The coronavirus might imperil California’s record-setting economic boom, which faces the forbidding prospect of job losses this year, although the Bay Area and its vigorous tech sector are poised to withstand employment cuts, according to experts with a closely watched economic forecast released Thursday.
“We think that the risk that we will have job losses in California and the United States has gone up significantly,” said Jerry Nickelsburg, director of the UCLA Anderson Forecast, which unveiled its quarterly assessment of the economy on Thursday. “We have had a collapse of oil prices and a collapse of stock prices.”
The coronavirus pandemic has unleashed a widening wave of economic woes.

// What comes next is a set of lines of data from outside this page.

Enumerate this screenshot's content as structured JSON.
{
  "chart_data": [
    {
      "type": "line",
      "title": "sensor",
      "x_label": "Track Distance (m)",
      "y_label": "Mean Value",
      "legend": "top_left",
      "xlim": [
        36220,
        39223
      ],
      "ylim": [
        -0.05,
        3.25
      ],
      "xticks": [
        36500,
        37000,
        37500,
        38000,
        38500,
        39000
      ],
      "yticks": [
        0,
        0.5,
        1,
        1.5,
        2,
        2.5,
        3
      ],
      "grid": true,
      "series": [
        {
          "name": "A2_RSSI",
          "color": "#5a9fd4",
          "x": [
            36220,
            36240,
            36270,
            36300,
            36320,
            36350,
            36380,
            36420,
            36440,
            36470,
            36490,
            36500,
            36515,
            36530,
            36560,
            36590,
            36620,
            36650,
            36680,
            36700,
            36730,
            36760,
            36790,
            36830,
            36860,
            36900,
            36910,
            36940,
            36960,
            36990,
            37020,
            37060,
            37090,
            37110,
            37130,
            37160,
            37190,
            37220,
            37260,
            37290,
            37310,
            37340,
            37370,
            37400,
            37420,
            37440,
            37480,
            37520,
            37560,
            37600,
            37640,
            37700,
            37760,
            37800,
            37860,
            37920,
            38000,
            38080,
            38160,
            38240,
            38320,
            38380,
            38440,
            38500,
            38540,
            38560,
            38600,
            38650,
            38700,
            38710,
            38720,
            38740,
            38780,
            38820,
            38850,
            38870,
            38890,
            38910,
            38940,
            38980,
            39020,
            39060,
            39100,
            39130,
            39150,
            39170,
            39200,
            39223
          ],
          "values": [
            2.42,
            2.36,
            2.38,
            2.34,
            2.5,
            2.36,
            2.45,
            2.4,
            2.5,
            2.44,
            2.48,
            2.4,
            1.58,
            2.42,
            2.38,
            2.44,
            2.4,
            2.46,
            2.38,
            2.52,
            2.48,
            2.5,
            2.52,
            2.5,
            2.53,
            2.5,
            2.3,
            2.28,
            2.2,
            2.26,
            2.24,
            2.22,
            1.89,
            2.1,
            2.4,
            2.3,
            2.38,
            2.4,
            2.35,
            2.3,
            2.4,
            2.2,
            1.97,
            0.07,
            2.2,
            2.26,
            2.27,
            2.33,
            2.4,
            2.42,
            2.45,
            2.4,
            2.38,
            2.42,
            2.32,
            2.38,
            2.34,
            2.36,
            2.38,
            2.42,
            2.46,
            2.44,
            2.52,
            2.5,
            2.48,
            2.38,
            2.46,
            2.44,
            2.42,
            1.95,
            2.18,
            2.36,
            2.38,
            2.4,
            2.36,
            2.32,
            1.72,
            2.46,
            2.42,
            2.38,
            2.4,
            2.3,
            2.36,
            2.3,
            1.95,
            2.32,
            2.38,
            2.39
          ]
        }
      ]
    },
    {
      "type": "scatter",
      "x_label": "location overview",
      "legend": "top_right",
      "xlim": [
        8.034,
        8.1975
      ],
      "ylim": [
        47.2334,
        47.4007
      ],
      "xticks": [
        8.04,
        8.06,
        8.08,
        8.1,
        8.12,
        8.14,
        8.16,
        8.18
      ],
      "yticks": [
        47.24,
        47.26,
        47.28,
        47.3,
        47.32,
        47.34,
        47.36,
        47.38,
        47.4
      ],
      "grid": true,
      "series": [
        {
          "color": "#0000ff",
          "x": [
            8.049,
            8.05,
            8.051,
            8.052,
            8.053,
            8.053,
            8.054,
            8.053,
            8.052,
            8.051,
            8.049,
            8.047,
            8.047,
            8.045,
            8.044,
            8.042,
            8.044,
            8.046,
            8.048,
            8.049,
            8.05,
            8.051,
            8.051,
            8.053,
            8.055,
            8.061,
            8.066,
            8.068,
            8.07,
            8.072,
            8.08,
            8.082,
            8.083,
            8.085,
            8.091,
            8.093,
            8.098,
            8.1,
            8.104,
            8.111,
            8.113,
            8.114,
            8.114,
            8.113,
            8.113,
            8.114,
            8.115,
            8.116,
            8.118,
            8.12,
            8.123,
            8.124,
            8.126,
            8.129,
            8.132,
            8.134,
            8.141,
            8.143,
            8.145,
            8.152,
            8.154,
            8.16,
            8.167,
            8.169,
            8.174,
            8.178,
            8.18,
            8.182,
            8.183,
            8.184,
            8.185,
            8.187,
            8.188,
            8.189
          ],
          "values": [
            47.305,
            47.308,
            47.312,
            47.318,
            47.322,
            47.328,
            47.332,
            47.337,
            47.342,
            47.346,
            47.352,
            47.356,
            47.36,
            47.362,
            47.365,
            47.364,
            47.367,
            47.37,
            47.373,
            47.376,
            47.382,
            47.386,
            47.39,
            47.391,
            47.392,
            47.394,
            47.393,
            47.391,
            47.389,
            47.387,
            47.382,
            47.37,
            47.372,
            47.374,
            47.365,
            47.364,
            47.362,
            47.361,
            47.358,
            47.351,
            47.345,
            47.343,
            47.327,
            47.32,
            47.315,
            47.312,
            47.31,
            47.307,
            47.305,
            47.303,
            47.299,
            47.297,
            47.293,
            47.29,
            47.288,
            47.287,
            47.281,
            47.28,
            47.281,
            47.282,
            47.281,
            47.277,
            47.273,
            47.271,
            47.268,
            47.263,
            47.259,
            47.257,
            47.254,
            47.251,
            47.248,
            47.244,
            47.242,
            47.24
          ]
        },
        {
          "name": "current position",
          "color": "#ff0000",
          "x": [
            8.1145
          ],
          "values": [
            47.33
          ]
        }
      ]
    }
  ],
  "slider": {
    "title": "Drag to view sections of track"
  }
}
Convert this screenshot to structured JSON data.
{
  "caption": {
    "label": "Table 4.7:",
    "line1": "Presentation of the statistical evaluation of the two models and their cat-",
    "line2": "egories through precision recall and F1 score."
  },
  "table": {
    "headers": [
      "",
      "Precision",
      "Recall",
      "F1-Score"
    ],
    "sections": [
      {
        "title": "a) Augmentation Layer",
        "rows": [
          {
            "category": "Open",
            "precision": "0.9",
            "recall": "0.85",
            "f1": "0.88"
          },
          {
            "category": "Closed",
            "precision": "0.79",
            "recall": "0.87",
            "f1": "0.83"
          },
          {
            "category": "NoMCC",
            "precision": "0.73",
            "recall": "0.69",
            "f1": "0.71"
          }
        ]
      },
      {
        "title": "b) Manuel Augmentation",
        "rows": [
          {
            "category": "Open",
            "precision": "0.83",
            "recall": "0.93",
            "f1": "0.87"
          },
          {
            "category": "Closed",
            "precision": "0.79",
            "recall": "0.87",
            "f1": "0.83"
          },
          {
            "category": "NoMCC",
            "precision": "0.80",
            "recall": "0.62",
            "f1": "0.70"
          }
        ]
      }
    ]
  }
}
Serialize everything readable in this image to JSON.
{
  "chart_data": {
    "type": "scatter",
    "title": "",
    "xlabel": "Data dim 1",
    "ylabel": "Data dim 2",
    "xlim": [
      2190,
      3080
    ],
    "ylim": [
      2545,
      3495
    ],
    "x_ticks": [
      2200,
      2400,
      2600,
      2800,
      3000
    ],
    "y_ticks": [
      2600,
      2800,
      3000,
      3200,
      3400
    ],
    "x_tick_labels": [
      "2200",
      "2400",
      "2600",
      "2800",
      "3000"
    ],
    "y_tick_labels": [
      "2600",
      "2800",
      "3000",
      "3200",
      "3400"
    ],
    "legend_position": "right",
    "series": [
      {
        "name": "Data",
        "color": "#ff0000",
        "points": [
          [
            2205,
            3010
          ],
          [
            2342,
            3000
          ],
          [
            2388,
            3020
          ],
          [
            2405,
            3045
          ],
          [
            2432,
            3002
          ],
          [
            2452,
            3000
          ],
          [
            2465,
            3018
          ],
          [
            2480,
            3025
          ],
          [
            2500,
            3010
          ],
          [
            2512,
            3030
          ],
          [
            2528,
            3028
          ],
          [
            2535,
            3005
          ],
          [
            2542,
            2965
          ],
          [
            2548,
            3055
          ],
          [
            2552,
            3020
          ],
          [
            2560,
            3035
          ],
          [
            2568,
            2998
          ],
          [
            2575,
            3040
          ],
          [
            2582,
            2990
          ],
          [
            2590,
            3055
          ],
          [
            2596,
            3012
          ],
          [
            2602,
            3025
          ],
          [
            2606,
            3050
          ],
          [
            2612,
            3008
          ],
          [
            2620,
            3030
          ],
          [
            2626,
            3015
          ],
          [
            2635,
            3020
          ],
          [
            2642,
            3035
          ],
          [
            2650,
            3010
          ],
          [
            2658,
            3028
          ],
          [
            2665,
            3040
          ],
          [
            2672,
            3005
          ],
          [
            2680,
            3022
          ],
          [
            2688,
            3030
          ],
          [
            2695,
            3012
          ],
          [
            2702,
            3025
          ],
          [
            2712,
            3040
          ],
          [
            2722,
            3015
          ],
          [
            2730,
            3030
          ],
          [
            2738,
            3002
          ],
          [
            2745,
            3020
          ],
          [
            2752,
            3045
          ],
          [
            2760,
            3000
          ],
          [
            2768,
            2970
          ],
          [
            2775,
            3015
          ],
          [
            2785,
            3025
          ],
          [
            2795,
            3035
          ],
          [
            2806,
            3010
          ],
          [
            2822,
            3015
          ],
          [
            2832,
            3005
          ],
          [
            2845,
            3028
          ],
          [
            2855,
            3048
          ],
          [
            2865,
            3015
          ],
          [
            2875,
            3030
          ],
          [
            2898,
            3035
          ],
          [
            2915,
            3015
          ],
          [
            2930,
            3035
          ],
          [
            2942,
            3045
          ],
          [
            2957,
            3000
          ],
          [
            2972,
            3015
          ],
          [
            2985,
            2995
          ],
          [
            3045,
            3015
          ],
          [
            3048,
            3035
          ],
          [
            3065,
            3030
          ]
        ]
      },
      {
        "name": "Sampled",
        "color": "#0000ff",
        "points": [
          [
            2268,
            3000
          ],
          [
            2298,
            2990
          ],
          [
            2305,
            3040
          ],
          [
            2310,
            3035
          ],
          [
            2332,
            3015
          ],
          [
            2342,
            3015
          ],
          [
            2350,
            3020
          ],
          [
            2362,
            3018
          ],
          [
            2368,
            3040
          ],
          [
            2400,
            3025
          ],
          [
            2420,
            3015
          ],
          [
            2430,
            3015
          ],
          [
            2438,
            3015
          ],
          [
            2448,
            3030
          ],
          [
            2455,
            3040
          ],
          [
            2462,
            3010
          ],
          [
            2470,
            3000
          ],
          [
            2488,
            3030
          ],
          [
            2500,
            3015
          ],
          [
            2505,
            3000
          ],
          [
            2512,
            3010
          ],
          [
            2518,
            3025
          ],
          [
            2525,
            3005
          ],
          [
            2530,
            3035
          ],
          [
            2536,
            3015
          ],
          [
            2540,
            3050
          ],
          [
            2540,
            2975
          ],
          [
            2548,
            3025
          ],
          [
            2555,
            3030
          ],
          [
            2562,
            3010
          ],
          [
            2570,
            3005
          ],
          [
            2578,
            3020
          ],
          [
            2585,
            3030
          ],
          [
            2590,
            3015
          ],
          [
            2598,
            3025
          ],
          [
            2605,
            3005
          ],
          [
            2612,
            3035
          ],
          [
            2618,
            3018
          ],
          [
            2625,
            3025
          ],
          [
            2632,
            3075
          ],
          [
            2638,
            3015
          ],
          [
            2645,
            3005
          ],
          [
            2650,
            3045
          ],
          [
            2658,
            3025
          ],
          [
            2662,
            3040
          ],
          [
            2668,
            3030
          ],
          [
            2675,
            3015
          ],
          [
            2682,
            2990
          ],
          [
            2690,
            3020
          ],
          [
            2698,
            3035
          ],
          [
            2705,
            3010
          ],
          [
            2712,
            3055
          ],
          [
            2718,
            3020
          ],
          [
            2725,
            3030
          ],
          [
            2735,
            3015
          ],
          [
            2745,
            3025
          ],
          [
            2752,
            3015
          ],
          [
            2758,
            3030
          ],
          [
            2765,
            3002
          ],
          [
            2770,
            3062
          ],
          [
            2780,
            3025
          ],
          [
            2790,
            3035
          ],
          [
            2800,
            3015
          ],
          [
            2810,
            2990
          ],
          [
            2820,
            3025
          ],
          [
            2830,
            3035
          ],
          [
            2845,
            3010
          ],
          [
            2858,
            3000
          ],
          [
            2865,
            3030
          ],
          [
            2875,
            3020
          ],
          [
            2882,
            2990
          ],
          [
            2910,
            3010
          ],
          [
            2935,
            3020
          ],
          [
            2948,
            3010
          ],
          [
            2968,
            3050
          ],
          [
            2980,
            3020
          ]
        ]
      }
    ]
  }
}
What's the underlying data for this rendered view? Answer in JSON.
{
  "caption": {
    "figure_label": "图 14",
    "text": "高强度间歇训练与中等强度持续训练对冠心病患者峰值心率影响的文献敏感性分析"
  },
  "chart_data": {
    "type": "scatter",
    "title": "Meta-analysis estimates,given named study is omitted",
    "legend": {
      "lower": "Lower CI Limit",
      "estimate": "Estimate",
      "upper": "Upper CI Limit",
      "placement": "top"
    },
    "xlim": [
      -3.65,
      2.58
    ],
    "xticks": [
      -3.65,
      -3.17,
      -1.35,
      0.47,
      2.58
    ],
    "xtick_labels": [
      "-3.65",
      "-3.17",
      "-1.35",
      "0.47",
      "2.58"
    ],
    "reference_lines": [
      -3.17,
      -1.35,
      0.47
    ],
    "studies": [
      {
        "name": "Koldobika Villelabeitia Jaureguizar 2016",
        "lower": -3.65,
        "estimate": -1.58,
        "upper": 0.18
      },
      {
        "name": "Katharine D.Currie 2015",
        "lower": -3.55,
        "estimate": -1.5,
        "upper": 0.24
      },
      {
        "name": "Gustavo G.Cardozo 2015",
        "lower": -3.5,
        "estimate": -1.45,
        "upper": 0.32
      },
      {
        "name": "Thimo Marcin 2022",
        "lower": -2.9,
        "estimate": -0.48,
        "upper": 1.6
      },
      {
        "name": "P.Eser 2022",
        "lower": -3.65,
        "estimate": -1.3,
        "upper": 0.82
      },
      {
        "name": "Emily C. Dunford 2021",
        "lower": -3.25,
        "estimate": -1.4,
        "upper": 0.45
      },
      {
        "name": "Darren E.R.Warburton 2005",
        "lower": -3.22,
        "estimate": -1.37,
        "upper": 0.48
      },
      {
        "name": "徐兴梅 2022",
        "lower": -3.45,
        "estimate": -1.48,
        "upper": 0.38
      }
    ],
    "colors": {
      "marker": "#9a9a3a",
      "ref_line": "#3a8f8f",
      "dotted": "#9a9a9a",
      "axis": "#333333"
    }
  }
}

Among the impacts: The coronavirus effects have eviscerated shipping through West Coast ports such as the Port of Oakland and the cargo hubs in Los Angeles and Long Beach.
“The ports have pretty much ground to a halt on the West Coast,” Nickelsburg said in the interview with this news organization. “The number of ships leaving China has dropped dramatically. Even when that starts again, it takes a month for a ship to get across the Pacific. The slowdown in the ports could last at least a couple of months.”
However, the economic and employment effects have gone well beyond the shipping of cargo.
The coronavirus woes have prompted airlines to chop both domestic and international flights, forced professional sports leagues to drastically alter their operations, including suspension of NBA games and plans for pro hockey and college basketball teams to play in deserted arenas, shattered the cruise line industry, hobbled tourism, and crimped hotels.
“The interruption of trade will impact transportation and warehousing, and retail and wholesale trade,” Nickelsburg wrote in his part of the quarterly Anderson Forecast. “The interruption of travel will impact international tourism.”
However, the fallout from the virus will also intensify the demand for health care services and personal care products and services, which could heighten hiring in those sectors, the forecast stated.
“The Bay Area is not immune to this, but because Silicon Valley and the Bay Area are centers of Internet technology, this may be a region that is able to better weather this storm,” Nickelsburg said in an interview with this news organization.
Why? Silicon Valley has invented, commercialized, and distributed an array of products and services that enable more people to curb their exposure to diseases that would be more readily transmitted in mass gatherings.
“There will be a demand for technologies that allow people to work from home or away from the office,” Nickelsburg said in the interview. “The Bay Area has some insulation because of the need for technologies to support distributed workforces.”